Leveraging Hierarchical Feature Sharing for Efficient Dataset Condensation

Haizhong Zheng, Jiachen Sun, Shutong Wu, Bhavya Kailkhura, Zhuoqing Mao, Chaowei Xiao, Atul Prakash

Given a real-world dataset, data condensation (DC) aims to synthesize a small synthetic dataset that captures the knowledge of a natural dataset while being usable for training models with comparable accuracy. Recent works propose to enhance DC with data parameterization, which condenses data into very compact parameterized data containers instead of images. The intuition behind data parameterization is to encode shared features of images to avoid additional storage costs. In this paper, we recognize that images share common features in a hierarchical way due to the inherent hierarchical structure of the classification system, which is overlooked by current data parameterization methods. To better align DC with this hierarchical nature and encourage more efficient information sharing inside data containers, we propose a novel data parameterization architecture, Hierarchical Memory Network (HMN).

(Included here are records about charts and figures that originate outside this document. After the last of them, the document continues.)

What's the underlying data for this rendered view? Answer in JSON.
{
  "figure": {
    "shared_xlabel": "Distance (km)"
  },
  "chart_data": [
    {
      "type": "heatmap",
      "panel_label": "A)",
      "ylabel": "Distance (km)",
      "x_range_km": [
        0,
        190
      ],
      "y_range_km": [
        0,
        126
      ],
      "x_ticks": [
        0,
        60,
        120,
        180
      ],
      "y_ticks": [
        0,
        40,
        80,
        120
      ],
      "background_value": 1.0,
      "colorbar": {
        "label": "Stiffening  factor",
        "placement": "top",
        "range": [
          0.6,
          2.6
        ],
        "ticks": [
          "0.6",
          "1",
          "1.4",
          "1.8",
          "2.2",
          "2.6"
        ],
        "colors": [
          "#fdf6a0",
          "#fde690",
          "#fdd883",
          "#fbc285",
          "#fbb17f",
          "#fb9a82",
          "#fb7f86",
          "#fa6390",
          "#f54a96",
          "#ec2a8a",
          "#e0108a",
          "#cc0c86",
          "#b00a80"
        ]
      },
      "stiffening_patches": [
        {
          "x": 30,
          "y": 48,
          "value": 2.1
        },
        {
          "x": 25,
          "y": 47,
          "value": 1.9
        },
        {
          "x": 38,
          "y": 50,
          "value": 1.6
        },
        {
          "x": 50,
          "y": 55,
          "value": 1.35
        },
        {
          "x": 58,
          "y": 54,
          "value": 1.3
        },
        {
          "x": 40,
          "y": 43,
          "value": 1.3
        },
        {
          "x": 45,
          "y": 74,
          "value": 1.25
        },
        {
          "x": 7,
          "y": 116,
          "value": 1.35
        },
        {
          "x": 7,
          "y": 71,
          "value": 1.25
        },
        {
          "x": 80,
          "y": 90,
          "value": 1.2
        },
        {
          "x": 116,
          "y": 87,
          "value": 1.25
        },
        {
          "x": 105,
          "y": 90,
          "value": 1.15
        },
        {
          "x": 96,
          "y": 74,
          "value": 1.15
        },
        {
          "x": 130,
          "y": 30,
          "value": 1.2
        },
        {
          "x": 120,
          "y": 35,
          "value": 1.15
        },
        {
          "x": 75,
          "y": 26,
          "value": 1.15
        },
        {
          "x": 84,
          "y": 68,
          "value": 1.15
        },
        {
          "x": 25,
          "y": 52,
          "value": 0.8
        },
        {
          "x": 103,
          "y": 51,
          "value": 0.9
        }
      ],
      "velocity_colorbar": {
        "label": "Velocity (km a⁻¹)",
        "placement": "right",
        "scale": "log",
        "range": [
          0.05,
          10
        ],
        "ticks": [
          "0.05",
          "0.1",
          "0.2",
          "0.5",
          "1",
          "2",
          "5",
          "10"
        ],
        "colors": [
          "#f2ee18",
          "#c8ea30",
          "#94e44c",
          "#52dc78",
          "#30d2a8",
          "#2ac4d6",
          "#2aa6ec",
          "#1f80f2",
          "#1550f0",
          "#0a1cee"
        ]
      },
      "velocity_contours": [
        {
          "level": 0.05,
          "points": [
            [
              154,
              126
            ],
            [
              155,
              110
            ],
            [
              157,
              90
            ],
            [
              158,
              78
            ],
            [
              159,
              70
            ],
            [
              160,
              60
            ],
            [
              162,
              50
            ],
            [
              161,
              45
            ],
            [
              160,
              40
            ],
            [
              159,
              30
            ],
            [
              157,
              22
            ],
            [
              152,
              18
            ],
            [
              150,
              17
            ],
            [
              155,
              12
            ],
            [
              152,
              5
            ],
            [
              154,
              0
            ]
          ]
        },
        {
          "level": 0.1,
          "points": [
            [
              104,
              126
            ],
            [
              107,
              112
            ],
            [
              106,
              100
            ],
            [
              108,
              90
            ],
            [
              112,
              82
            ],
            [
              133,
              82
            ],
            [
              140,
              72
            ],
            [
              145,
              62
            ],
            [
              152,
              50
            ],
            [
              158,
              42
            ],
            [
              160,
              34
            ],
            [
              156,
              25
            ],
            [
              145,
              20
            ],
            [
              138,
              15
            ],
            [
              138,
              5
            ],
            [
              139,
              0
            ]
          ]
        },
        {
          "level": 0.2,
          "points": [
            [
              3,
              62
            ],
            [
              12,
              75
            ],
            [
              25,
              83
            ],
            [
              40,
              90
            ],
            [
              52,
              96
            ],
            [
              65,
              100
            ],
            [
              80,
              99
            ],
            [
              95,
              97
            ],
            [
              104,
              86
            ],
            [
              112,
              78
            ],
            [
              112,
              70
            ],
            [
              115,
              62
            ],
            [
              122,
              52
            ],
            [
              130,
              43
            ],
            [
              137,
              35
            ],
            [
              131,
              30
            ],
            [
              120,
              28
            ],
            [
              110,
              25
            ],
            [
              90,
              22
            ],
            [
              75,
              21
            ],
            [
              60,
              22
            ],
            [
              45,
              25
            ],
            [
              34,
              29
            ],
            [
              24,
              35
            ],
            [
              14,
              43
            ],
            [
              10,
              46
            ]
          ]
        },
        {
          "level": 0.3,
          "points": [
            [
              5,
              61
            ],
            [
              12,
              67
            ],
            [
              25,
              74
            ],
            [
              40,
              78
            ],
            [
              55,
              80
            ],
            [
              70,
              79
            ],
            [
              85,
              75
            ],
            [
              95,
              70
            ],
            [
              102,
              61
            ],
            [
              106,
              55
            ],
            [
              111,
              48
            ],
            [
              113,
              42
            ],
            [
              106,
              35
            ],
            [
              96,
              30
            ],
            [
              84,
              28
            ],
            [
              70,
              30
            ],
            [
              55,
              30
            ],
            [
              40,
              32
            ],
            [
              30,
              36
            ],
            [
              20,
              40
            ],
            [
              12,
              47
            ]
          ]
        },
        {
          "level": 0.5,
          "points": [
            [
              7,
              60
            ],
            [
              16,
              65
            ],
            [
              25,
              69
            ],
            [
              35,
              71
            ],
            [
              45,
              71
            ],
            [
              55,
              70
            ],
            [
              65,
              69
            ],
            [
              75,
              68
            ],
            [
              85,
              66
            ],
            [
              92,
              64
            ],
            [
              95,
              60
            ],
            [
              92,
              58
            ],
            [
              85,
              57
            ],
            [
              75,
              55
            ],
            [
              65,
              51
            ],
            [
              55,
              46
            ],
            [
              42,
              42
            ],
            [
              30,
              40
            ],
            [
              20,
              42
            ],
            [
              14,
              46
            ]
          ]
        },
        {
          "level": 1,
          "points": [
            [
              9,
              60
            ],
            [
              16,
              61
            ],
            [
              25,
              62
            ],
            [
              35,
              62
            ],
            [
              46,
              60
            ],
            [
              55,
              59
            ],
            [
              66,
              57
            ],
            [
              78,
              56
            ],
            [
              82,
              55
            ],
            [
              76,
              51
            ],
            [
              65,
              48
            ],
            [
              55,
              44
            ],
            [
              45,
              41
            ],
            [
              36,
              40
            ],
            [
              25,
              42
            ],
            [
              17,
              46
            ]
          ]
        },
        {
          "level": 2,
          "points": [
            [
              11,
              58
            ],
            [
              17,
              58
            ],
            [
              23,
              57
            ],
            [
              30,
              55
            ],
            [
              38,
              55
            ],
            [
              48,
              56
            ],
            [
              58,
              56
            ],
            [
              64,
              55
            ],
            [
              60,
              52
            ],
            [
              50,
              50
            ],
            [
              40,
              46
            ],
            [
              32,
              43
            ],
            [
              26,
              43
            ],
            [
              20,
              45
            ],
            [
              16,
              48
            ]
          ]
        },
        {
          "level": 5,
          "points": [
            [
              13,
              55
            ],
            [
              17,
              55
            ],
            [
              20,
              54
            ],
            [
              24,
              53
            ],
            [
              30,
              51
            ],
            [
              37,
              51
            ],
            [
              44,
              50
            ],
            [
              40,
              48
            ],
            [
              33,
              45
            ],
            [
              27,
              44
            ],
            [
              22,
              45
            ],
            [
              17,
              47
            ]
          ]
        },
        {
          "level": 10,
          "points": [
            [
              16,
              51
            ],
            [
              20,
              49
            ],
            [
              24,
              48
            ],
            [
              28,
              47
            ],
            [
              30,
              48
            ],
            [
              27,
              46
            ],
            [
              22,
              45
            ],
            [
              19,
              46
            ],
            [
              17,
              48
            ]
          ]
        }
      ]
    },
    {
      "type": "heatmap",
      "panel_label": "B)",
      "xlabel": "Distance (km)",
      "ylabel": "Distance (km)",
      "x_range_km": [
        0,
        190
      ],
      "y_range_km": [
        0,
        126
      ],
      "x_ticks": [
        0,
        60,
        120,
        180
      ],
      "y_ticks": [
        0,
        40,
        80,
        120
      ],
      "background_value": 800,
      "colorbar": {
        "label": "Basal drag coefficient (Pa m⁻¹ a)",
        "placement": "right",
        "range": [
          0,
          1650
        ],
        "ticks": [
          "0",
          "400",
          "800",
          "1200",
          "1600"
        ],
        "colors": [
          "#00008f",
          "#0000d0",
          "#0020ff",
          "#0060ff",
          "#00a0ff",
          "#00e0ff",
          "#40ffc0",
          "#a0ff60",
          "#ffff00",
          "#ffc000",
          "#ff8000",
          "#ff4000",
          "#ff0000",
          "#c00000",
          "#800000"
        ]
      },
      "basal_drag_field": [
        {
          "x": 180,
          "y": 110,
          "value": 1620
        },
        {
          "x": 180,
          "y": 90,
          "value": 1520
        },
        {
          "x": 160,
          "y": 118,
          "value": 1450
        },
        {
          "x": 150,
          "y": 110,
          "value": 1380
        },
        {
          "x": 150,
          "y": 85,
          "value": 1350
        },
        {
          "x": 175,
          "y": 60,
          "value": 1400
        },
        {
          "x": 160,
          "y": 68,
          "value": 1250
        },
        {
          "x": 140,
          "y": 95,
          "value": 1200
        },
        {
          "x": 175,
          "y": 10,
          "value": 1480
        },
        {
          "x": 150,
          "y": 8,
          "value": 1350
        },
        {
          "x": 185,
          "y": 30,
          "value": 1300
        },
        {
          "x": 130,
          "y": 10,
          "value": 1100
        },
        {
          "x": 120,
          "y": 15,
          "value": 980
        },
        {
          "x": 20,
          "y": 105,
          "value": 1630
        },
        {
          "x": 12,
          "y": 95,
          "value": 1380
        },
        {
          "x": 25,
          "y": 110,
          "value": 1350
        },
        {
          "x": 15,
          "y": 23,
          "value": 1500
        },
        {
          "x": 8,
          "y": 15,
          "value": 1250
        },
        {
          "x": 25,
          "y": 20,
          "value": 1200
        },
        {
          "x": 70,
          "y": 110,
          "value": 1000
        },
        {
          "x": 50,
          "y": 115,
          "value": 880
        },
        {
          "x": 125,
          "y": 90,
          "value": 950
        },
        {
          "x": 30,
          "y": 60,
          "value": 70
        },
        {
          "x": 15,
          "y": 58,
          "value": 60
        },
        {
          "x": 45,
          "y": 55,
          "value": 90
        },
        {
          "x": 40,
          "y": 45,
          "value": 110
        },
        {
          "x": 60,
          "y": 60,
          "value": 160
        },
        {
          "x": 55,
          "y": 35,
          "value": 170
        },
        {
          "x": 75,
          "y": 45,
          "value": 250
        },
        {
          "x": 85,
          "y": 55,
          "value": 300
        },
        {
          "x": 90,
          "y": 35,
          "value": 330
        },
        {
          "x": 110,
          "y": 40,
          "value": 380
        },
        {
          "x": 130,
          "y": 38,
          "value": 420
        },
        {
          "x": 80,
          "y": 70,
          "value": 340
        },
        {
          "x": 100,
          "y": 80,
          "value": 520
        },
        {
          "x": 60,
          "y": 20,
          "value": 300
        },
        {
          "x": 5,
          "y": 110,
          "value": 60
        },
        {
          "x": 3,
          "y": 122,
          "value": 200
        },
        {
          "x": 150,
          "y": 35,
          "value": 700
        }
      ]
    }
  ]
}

HMN stores condensed data in a three-tier structure, representing the dataset-level, class-level, and instance-level features. Another helpful property of the hierarchical architecture is that HMN naturally ensures good independence among images despite achieving information sharing. This enables instance-level pruning for HMN to reduce redundant information, thereby further minimizing redundancy and enhancing performance. We evaluate HMN on five public datasets and show that our proposed method outperforms all baselines.

7/22/2024